Workout Tips

5 Reasons Your Pullup Sucks

Here are the five most common pullup mistakes and how to avoid them.

The pull-up is one of the best body-weight exercises for adding upper-body mass and strength. But just because you’ve been doing them since P.E. doesn’t mean your mechanics are on point.

1. YOU’RE NOT STARTING FROM A DEAD HANG

Lower yourself to a dead-hang position—hanging with arms straight and your feet suspended. Skipping this step means you’re doing half-rep pullups that reduce your muscle’s time-under-tension and allows more biceps activation. The dead hang is a reset that pre-engages your lats before pulling. Add even more difficulty by including a one-second pause at the bottom.

2. YOU’RE NOT ENGAGING YOUR LATS

Before you begin, lower your shoulders, raise your rib cage, and elongate your neck. Doing so puts your body in an advantageous mechanical position that allows for better target muscle activation.

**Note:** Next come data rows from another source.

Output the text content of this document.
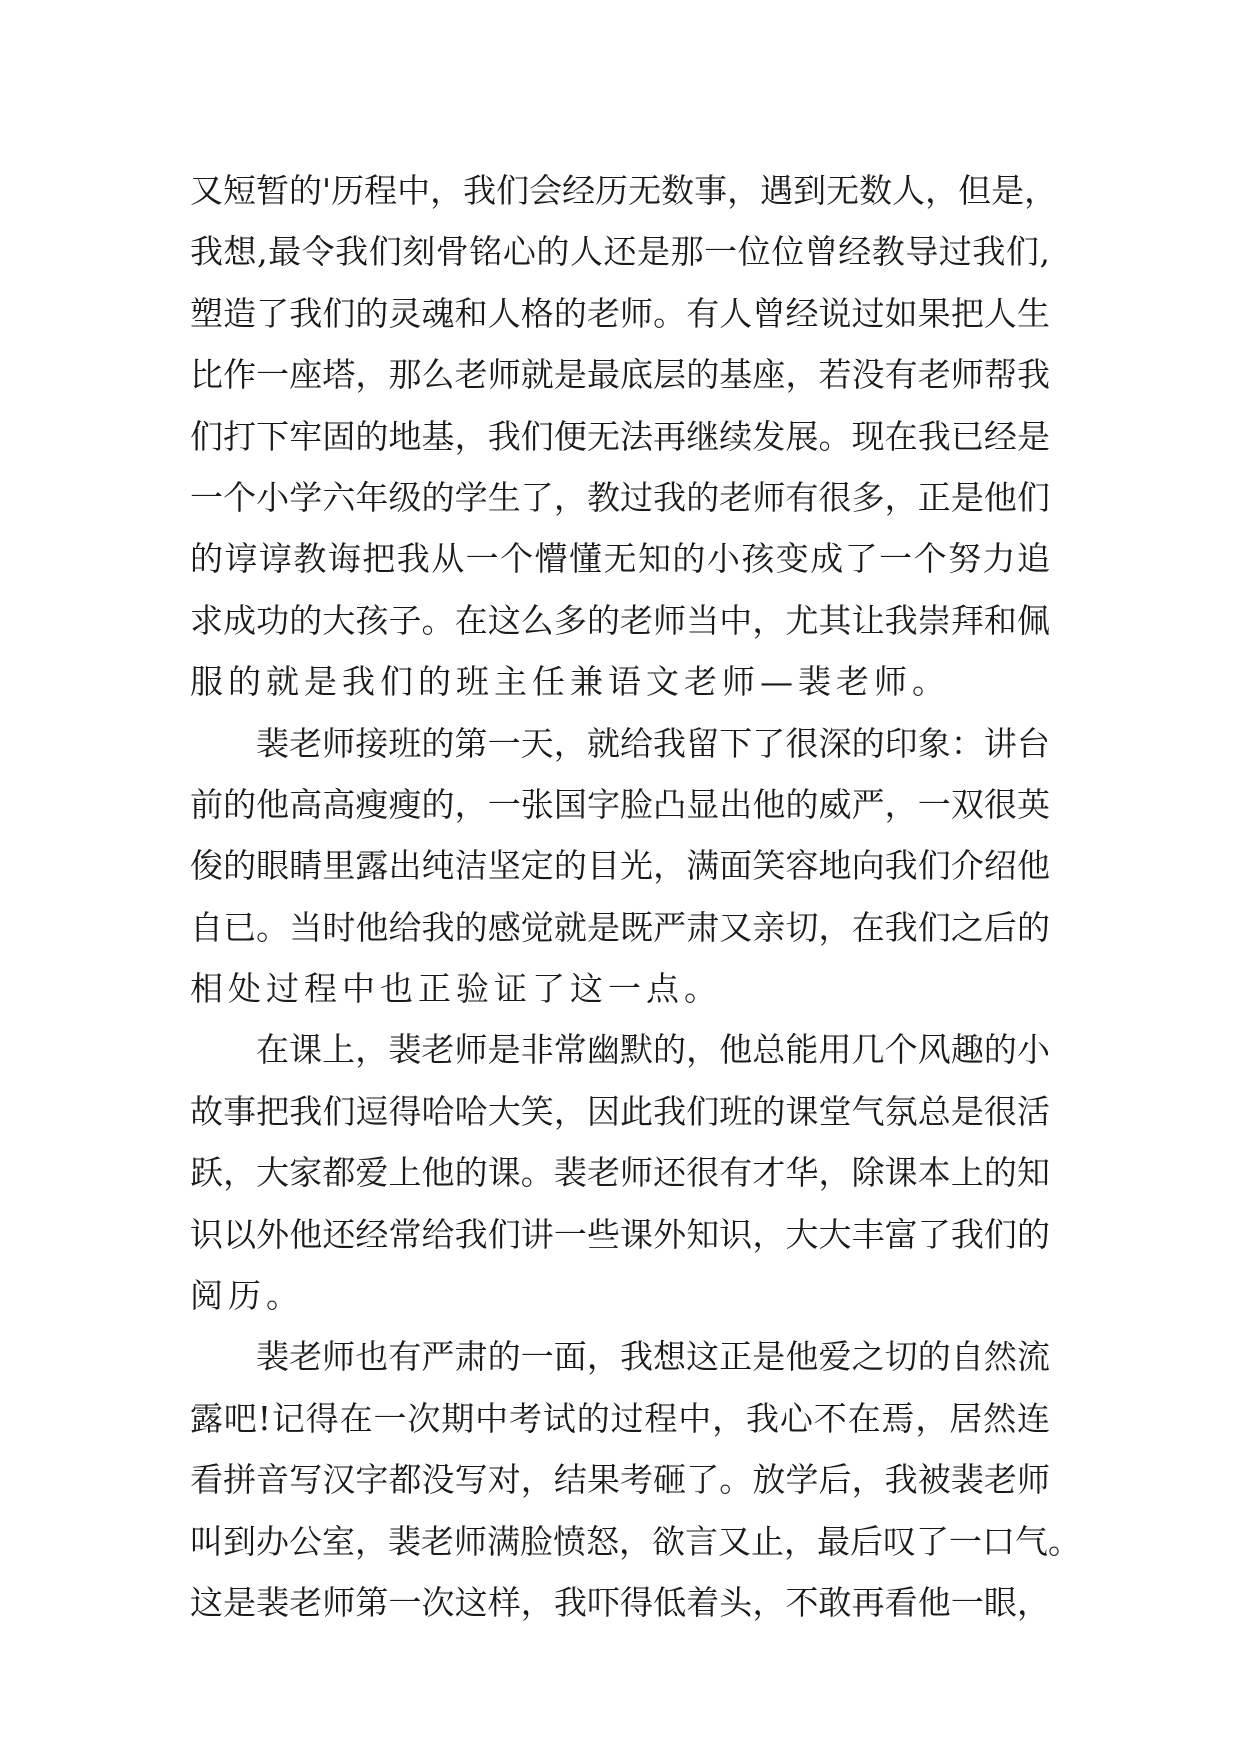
又短暂的'历程中，我们会经历无数事，遇到无数人，但是，
我想,最令我们刻骨铭心的人还是那一位位曾经教导过我们,
塑造了我们的灵魂和人格的老师。有人曾经说过如果把人生
比作一座塔，那么老师就是最底层的基座，若没有老师帮我
们打下牢固的地基，我们便无法再继续发展。现在我已经是
一个小学六年级的学生了，教过我的老师有很多，正是他们
的谆谆教诲把我从一个懵懂无知的小孩变成了一个努力追
求成功的大孩子。在这么多的老师当中，尤其让我崇拜和佩
服的就是我们的班主任兼语文老师—裴老师。
裴老师接班的第一天，就给我留下了很深的印象：讲台
前的他高高瘦瘦的，一张国字脸凸显出他的威严，一双很英
俊的眼睛里露出纯洁坚定的目光，满面笑容地向我们介绍他
自已。当时他给我的感觉就是既严肃又亲切，在我们之后的
相处过程中也正验证了这一点。
在课上，裴老师是非常幽默的，他总能用几个风趣的小
故事把我们逗得哈哈大笑，因此我们班的课堂气氛总是很活
跃，大家都爱上他的课。裴老师还很有才华，除课本上的知
识以外他还经常给我们讲一些课外知识，大大丰富了我们的
阅历。
裴老师也有严肃的一面，我想这正是他爱之切的自然流
露吧!记得在一次期中考试的过程中，我心不在焉，居然连
看拼音写汉字都没写对，结果考砸了。放学后，我被裴老师
叫到办公室，裴老师满脸愤怒，欲言又止，最后叹了一口气。
这是裴老师第一次这样，我吓得低着头，不敢再看他一眼，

Failing to pre-engage the lats will result in more help from your arms and shoulders.

3. YOU’RE NOT ARCHING YOUR BACK

Stop being such a stiff. Arching your back enables the spine to extend and allows your thoracic region to open up. This forces your shoulder blades together and recruits more of your upper back.

SEE ALSO: 9 Ways to Amp Up Your Pull-Up

4. YOU’RE PULLING PAST YOUR CONTRACTION

We often advise that your chin should pass the bar at the apex of the movement, but that might not work for your body. It’s OK if you feel a peak contraction when your eyes or nose reach bar height rather than your head or neck. Discover when you feel the contraction and use that as your benchmark for all of your reps.

5. YOU’RE KIPPING

Kipping, or using momentum, is an easy way to do more reps without fully activating your back muscles, but you risk damaging your shoulder joints as a result of the constant swinging. This has no carryover to your strict pullup. For the best results, stick to the basic pullup and execute each rep with control.

THE WORKOUT

The Reverse Ladder Pullup: Total 10 pullups per set using a combination of positive (concentric) reps and negative (eccentric) reps. To perform an eccentric rep, assist yourself (using a box or step) to the top position, or just jump up. Then slowly lower yourself to a dead hang. Aim for a five-second descent. If you can, complete two rounds.

  • 10 Concentric: 60–90 sec.
  • 8 Concentric + 2 Eccentric: 60–90 sec.
  • 6 Concentric + 4 Eccentric: 60–90 sec.
  • 4 Concentric + 6 Eccentric: 60–90 sec.